(Paris) Effets secondaires indésirables, efficacité discutée : victime d’une mauvaise réputation, le vaccin AstraZeneca contre la COVID-19 est boudé par les populations en France et en Allemagne, obligeant les autorités à multiplier les messages rassurants pour éviter de laisser périmer les stocks.

« Si c’est ce vaccin qui m’est proposé, je le prendrai bien évidemment » : jeudi, le président français Emmanuel Macron s’était personnellement impliqué, louant un vaccin « secure » selon les critères des autorités sanitaires.

Le remède était jusque-là déconseillé pour les plus de 65 ans en France, mais le ministre de la Santé Olivier Véran a annoncé lundi soir sur la chaîne France 2 que son utilisation serait étendue aux personnes âgées de 50 à 75 ans présentant des comorbidités.

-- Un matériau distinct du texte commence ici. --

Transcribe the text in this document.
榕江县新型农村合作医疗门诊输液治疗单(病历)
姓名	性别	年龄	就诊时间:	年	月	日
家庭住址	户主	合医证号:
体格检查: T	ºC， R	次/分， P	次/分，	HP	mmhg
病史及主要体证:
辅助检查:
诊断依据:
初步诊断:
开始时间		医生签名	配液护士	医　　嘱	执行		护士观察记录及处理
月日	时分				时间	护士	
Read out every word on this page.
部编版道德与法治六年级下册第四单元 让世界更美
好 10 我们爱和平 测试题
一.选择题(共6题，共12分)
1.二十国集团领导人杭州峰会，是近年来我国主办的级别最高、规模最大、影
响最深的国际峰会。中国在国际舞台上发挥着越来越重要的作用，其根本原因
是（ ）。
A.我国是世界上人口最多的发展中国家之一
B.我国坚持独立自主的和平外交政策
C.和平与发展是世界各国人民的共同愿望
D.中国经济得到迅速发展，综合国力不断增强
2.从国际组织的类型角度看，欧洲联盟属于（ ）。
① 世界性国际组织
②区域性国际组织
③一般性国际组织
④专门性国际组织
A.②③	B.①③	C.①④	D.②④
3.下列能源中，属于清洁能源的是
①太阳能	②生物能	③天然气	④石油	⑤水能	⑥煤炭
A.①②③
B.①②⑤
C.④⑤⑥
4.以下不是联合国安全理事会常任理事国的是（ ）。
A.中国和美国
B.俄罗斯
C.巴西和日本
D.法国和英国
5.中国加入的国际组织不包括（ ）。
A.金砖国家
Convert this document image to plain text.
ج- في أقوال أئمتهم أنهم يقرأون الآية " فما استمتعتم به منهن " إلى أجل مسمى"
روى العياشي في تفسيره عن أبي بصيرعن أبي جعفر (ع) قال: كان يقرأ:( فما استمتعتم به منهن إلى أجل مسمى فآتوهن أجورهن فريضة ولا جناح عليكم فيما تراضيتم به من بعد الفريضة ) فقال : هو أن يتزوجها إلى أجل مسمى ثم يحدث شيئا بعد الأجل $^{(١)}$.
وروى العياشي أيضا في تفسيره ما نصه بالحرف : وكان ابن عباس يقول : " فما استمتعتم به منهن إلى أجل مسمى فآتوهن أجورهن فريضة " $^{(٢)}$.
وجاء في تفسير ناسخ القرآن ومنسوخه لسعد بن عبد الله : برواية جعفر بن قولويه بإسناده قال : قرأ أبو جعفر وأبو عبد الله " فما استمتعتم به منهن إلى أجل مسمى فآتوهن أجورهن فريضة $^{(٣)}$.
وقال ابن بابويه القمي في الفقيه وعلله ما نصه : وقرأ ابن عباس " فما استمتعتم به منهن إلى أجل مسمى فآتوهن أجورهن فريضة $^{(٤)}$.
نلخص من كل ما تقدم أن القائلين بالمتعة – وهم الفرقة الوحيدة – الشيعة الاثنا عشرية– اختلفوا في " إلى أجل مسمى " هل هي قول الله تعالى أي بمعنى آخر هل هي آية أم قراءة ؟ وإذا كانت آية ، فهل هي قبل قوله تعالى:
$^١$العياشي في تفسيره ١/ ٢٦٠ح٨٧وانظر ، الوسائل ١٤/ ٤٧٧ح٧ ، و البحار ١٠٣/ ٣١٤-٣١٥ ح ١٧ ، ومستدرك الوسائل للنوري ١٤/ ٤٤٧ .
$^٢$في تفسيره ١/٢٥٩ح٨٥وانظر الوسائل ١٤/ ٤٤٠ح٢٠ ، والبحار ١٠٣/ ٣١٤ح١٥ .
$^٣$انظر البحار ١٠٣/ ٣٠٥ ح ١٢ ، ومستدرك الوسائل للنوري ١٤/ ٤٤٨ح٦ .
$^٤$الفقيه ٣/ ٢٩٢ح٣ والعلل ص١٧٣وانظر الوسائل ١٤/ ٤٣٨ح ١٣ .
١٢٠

Les 75 ans et plus continueront à être vaccinés avec les vaccins Pfizer-BioNTech ou Moderna.

Même son de cloche chez la chancelière allemande Angela Merkel, qui vantait le 25 février dernier un « vaccin dans lequel on peut avoir confiance » et appelait les Allemands à ne pas faire de tri entre les différents laboratoires pour se faire vacciner.

Le 8 février, Olivier Véran avait montré l’exemple en se faisant lui-même injecter une dose du vaccin devant les caméras.

Cette unanimité en faveur du vaccin suédo-britannique traduit une forme d’urgence des deux côtés du Rhin, où les deux pays ont du mal à écouler leurs quantités de vaccins « AZ » reçues.

En France, seules 270 000 doses (sur 1,6 million disponibles) ont été administrées, un ratio similaire à celui de l’Allemagne qui a utilisé 240 000 doses (sur 1,45 million).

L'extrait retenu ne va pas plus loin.